Als Student in der DDR


Als die Studenten im September 1969 helfen sollten, die gewaltigen Vorhaben rund um den Berliner Alexanderplatz rechtzeitig zum 20. Geburtstag der Republik fertigzustellen, wurden Leute gesucht, die Elektriker waren oder einen artverwandten Beruf erlernt hatten. Lothar meldete sich mit mehreren anderen Kommilitonen und wurde zum Fernsehturm geschickt. Zu ihrem Erstaunen wurden sie vor dem Besteigen des Turms gefragt: „Ist jemand von euch Eleptiker?“ Da die Studenten verstanden, dass noch einmal nach Elektrikern gefragt worden war, meldeten sie sich alle, was den Fragenden sehr erschütterte. „Was denn, alle“, rief er verzweifelt, „das ist ja furchtbar!“ Erst im zweiten Anlauf wurde klar, dass er Epileptiker gemeint hatte und die gab es glücklicherweise nicht unter den anwesenden Studenten.

Weil Lothar im Gegensatz zu vielen seiner Studienkollegen bereits vorher schon in einem sozialistischen Betrieb gearbeitet hatte, war ihm die Arbeitsweise der Elektrobrigade auf dem Fernsehturm nicht ganz fremd. Während der Arbeitszeit wurde am liebsten gar nichts getan, aber nach dem eigentlichen Feierabend wurden Überstunden gemacht. So ging es eigentlich nur darum, am Vormittag Bier auf die Plattform über der Kugel zu schaffen, sich dort in die Sonne zu legen und das Bier zu genießen. Lediglich bei Regen zogen sie sich in das Innere des Turms zurück und schellten die dicken Kabel an. An dieser Stelle wurde Lothar klar, warum Epileptiker dort nicht arbeiten konnten, denn man hing in 150 Metern Höhe gewissermaßen zwischen Himmel und Erde. Es dauerte eine Weile, bis das Zittern in seinen Knien nachließ.

Am Ende bekam er aber einen sehr guten Lohn, der in keinem Verhält­nis zur geleisteten Arbeit stand.
Lothar hatte das Gefühl, dass sie vor allem als billige Arbeitskräfte gebraucht wurden und das Studieren in der arbeitsfreien Zeit stattfand. Da hätte er auch gleich ein Fernstudium machen können.

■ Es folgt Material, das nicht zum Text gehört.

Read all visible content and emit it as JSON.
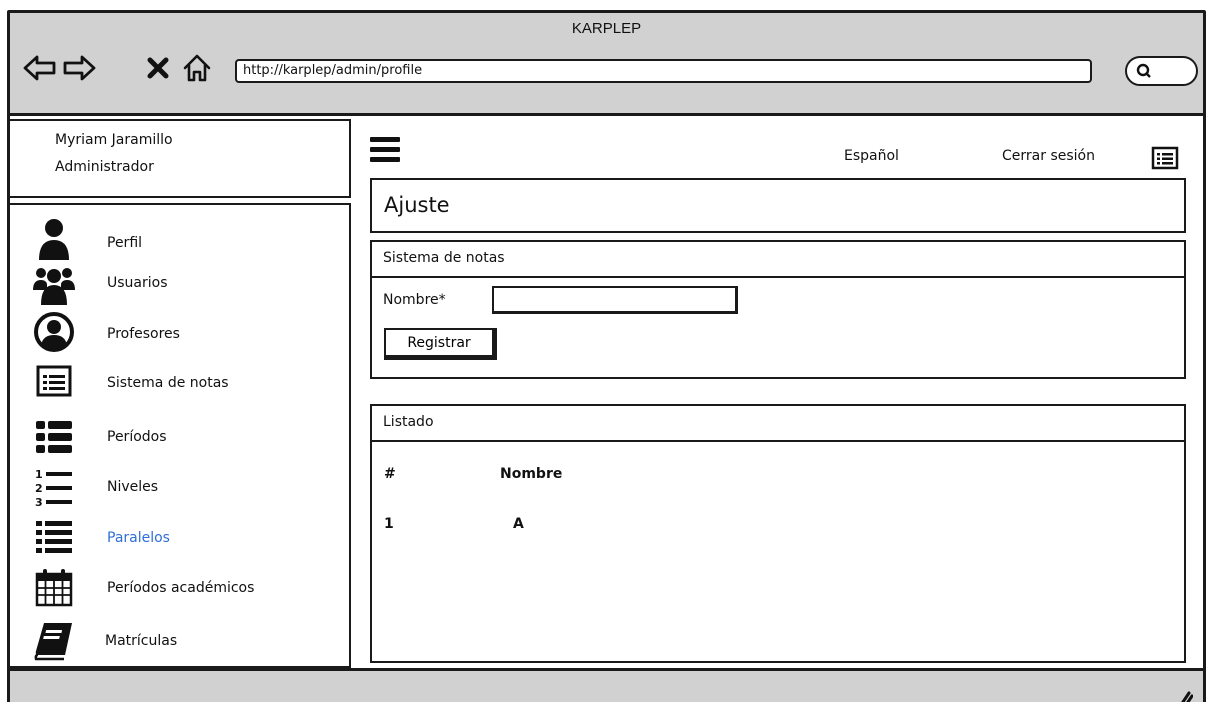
{
  "window": {
    "title": "KARPLEP"
  },
  "browser": {
    "url": "http://karplep/admin/profile",
    "icons": [
      "back-arrow-icon",
      "forward-arrow-icon",
      "close-icon",
      "home-icon",
      "search-icon"
    ]
  },
  "user": {
    "name": "Myriam Jaramillo",
    "role": "Administrador"
  },
  "sidebar": {
    "items": [
      {
        "label": "Perfil",
        "icon": "user-icon"
      },
      {
        "label": "Usuarios",
        "icon": "users-icon"
      },
      {
        "label": "Profesores",
        "icon": "user-circle-icon"
      },
      {
        "label": "Sistema de notas",
        "icon": "list-card-icon"
      },
      {
        "label": "Períodos",
        "icon": "thick-list-icon"
      },
      {
        "label": "Niveles",
        "icon": "numbered-list-icon"
      },
      {
        "label": "Paralelos",
        "icon": "bullet-list-icon",
        "active": true
      },
      {
        "label": "Períodos académicos",
        "icon": "calendar-icon"
      },
      {
        "label": "Matrículas",
        "icon": "book-icon"
      }
    ],
    "active_color": "#2f6fd6"
  },
  "header": {
    "language": "Español",
    "logout": "Cerrar sesión"
  },
  "page": {
    "title": "Ajuste"
  },
  "form_panel": {
    "title": "Sistema de notas",
    "name_label": "Nombre*",
    "name_value": "",
    "submit_label": "Registrar"
  },
  "list_panel": {
    "title": "Listado",
    "columns": [
      "#",
      "Nombre"
    ],
    "rows": [
      [
        "1",
        "A"
      ]
    ]
  }
}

Zu alledem gab es auch gesellschaftlich wichtige Ereignisse, bei denen die Studenten gefragt waren. Dazu zählten die Einsätze zum 1. Mai, zum 7. Oktober sowie zu anderen Anlässen, bei denen jubelnde Volksmassen gewünscht waren. Einmal konnten wohl nicht genügend Jugendliche aus der gesamten Republik herangeschafft werden, sodass Lothar und die anderen Studenten der Berliner Universität nach Absolvierung der Para­destrecke ihre Transparente mit der Inschrift „Die Berliner Jugend dankt der Partei- und Staatsführung der DDR“ abgeben mussten und mit einem LKW an den Ausgangspunkt zurückgebracht wurden, wo sie mit neuen Transparenten ausgestattet den Weg noch einmal zu absolvieren hatten. Diesmal trugen sie Transparente, auf denen stand „Wir Studenten aus Schwerin grüßen die Jugend der Welt“. Das Spiel wiederholte sich noch einmal, aber dann waren die Berliner Studenten plötzlich Karl-Marx-Städ­ter. Wer „Der Raub der Sabinerinnen“ gesehen hat, kennt das als lustige Szene.
Als einmal verlangt wurde, dass die Studenten am 1. Mai aufmar­schieren und vor der Partei- und Staatsführung der DDR auf die Knie fal­len sollten, gab es selbst bei den überzeugtesten Jungkommunisten Protest. Bei der Generalprobe klappte es noch einigermaßen, aber als der große Tag gekommen war, wollte sich einfach keiner der Studenten hinknien, obwohl die Verantwortlichen an der Seite wie wild gestikulierten. Diese Disziplinlosigkeit hatte zum Glück keine Konsequenzen, denn dazu waren es einfach zu viele Ungehorsame.